The Los Angeles Times asks:
Certainly there has been precious little coverage in the Beijing media of a subject that has captured the attention of architects and critics throughout the West in recent months — whether firms should refuse on principle to work in China, particularly on high-profile government buildings. With an increasing share of the world’s most innovative architecture being sponsored by autocratic regimes, an age-old question has gained new traction on the eve of the Beijing Olympics: To what degree are architects responsible for the political records or ethical shortcomings of their clients?
It’s not just the question of China’s repressive politics. Western architects working on large projects may be accelerating “the widespread destruction of the city’s ancient fabric. Since winning the right to host the 2008 Olympics seven years ago, the government has forcibly displaced, according to one study, more than 1 million Beijing residents to make way for new construction.”
Rem Koolhaas, one of the architects behind the Wyly Theater, has designed the already famous CCTV building (above), the new headquarters of Chinese television.
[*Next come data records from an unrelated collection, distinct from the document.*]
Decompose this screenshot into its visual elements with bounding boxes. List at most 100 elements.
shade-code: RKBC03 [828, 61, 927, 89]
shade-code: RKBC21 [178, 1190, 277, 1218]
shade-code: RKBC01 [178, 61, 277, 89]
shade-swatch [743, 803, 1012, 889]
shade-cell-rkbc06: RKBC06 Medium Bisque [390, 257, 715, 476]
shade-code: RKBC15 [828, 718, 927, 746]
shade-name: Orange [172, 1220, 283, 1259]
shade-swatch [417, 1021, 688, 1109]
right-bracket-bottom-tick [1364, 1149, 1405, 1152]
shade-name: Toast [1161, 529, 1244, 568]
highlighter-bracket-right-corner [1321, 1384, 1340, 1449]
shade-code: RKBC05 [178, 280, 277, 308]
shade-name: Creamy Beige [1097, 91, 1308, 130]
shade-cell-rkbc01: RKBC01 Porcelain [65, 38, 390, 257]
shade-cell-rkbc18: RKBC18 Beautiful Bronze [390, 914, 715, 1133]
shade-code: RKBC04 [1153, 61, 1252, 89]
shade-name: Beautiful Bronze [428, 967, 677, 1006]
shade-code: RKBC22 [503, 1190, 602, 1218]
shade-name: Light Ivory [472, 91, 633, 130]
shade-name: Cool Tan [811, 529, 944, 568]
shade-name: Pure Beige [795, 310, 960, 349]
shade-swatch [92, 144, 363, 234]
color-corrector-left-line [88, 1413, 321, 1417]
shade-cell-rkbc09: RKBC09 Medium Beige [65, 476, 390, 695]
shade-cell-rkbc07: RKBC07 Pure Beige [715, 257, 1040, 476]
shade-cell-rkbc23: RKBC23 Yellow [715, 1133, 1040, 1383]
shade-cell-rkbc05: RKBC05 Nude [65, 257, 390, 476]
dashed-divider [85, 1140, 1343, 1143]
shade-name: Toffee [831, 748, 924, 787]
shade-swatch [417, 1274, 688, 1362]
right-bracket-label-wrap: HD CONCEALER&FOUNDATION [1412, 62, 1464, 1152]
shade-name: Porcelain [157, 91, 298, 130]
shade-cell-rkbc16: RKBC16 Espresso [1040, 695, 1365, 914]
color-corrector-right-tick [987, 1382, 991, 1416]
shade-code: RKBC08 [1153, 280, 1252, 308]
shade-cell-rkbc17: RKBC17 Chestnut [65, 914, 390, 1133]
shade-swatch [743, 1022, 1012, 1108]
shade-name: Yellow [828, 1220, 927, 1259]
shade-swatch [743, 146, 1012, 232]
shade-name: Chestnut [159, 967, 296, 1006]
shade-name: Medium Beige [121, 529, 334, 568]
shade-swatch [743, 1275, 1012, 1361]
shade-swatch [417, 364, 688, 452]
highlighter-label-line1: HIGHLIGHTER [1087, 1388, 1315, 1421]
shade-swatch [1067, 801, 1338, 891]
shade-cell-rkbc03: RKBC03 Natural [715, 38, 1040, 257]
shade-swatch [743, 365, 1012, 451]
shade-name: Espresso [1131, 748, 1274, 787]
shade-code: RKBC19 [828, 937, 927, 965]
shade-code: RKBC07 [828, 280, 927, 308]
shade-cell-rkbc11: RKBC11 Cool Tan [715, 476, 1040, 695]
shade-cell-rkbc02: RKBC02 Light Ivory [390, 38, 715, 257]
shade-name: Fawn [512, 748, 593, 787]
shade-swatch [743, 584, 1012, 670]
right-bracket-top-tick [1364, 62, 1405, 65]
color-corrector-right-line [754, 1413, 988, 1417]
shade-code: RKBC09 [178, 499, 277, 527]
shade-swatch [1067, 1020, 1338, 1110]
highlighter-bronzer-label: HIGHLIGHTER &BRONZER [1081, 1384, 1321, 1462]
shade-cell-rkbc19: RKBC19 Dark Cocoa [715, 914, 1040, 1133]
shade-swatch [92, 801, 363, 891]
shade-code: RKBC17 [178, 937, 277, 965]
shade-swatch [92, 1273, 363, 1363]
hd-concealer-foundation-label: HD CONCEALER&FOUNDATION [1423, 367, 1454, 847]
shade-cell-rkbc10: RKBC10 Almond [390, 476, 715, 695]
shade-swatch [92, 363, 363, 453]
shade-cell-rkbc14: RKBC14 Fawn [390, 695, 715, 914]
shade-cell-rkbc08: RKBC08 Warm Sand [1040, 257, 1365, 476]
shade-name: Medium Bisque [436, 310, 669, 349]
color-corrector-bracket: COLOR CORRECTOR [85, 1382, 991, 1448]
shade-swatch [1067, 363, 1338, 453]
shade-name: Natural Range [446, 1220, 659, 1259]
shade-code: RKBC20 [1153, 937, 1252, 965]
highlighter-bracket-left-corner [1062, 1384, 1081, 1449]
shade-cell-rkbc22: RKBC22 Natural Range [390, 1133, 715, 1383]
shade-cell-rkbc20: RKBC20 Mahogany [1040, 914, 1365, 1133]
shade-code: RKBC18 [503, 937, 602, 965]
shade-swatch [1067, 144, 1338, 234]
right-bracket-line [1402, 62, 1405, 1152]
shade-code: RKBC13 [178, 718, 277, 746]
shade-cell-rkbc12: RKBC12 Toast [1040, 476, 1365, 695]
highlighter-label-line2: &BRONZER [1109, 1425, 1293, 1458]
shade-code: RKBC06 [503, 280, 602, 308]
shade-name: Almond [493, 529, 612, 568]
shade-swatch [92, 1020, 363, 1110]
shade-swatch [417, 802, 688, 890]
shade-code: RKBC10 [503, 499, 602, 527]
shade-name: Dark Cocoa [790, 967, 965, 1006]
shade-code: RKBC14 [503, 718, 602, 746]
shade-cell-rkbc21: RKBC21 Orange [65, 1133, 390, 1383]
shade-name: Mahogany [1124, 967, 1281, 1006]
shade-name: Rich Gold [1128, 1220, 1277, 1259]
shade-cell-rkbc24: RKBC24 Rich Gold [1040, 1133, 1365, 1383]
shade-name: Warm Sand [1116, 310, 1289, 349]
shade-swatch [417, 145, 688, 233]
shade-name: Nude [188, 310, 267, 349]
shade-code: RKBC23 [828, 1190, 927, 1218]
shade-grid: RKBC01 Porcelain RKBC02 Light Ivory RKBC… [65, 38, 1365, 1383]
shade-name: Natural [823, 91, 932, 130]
Koolhaas has said all along he hopes the CCTV building will change the culture of the Chinese media and that the broadcaster might ultimately become a key force driving progress and openness. He also told the critic Deyan Sudjic that when it comes to building in China “a position of resistance seems somehow ornamental” — that it is egotistical to think that the government cares what you, as an architect, think about its human-rights or environmental record and might change its policies accordingly.